I saw Dennis Miller live once. I think. No, I’m sure I did. It was a long time ago. I don’t know who I went with. I don’t know what theater. I don’t have any pictures. And I remember only one thing about it. After his set was over, he walked off stage and then immediately back on, saying he was going to spare us the encore bullshit. Did he think he wouldn’t get an encore? I don’t know. Either way, well played.
Last week, Shaun and I saw the Alton Brown Live: Eat Your Science tour at the Paramount. I’m writing it down because I feel that may be the only way I remember it five or ten or twenty year from now. Although I may remember that at the end of the show, just as he was wrapping up, there was a mass exodus of people, and Alton had to ask people to stay for one last song. (Yes, song.) I think that’s the only time I’ve been at a show where the performer had to ask people to stay.

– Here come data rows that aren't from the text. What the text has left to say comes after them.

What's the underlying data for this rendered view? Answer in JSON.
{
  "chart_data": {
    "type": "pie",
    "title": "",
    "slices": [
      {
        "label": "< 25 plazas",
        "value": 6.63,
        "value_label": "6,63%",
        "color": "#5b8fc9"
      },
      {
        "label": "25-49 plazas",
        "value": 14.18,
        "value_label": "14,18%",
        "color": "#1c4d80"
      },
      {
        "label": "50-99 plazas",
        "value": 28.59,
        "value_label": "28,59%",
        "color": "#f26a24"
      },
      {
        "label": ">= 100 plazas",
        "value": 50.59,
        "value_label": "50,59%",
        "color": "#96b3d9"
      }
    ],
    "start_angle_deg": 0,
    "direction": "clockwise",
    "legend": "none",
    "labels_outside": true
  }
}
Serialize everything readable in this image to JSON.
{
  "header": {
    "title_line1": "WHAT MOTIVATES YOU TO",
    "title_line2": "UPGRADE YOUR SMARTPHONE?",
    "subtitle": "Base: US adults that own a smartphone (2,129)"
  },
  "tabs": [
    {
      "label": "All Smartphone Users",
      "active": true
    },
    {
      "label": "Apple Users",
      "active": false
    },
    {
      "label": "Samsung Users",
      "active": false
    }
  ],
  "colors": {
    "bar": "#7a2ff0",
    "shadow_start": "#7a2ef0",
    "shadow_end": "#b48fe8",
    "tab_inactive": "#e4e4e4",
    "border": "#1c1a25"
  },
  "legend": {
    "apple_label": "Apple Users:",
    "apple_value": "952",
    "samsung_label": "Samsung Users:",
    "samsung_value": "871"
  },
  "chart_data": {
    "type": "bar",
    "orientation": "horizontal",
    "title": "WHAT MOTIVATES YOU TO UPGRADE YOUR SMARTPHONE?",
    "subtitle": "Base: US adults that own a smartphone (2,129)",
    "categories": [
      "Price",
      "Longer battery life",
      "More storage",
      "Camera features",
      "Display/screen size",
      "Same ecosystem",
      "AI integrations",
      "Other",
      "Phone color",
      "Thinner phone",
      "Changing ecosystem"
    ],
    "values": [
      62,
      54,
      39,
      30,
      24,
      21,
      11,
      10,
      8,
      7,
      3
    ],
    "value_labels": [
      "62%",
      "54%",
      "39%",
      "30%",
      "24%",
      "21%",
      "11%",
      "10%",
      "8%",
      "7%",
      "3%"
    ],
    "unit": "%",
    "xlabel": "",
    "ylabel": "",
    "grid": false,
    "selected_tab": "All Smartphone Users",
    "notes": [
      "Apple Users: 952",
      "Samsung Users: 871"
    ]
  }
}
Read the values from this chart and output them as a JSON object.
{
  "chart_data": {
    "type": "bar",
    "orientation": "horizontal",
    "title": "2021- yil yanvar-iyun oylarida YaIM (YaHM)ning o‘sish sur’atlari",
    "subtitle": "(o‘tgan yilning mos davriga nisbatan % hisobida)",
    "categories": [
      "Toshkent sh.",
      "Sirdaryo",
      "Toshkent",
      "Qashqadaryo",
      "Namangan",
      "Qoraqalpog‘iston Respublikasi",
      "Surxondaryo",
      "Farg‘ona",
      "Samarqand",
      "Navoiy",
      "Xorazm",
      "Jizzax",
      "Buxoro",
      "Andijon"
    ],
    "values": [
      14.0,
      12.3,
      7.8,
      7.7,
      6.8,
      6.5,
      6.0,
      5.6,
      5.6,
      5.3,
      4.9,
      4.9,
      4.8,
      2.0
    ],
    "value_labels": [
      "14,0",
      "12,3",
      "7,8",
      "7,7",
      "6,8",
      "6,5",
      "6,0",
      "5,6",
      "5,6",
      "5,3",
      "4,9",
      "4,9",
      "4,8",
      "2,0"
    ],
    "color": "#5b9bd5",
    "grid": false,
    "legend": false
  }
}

Nobody was leaving during the show that I noticed, but the whole production seemed lackluster. We went to see him talk about food, and instead we got off-key comedy-musical stylings (Allan Sherman would not be jealous) and a couple of silly, large-scale food experiments, with volunteers from the audience who had to go backstage for a costume change and came back in protective smocks and miraculously full of witty one liners. As we were leaving the theater, we heard another couple say that this live show was very different and not as good as his last two years ago.
I always thought Good Eats was a well done show, and I appreciated his explanations of cooking techniques. Some of Alton’s recipes are some of the best dishes I’ve ever eaten. Yet he’s much more into inventing elaborate cooking techniques and using non-traditional hardware because he can, and it’s not for me. And that’s what the show felt like. He did it because he could, and it wasn’t for me.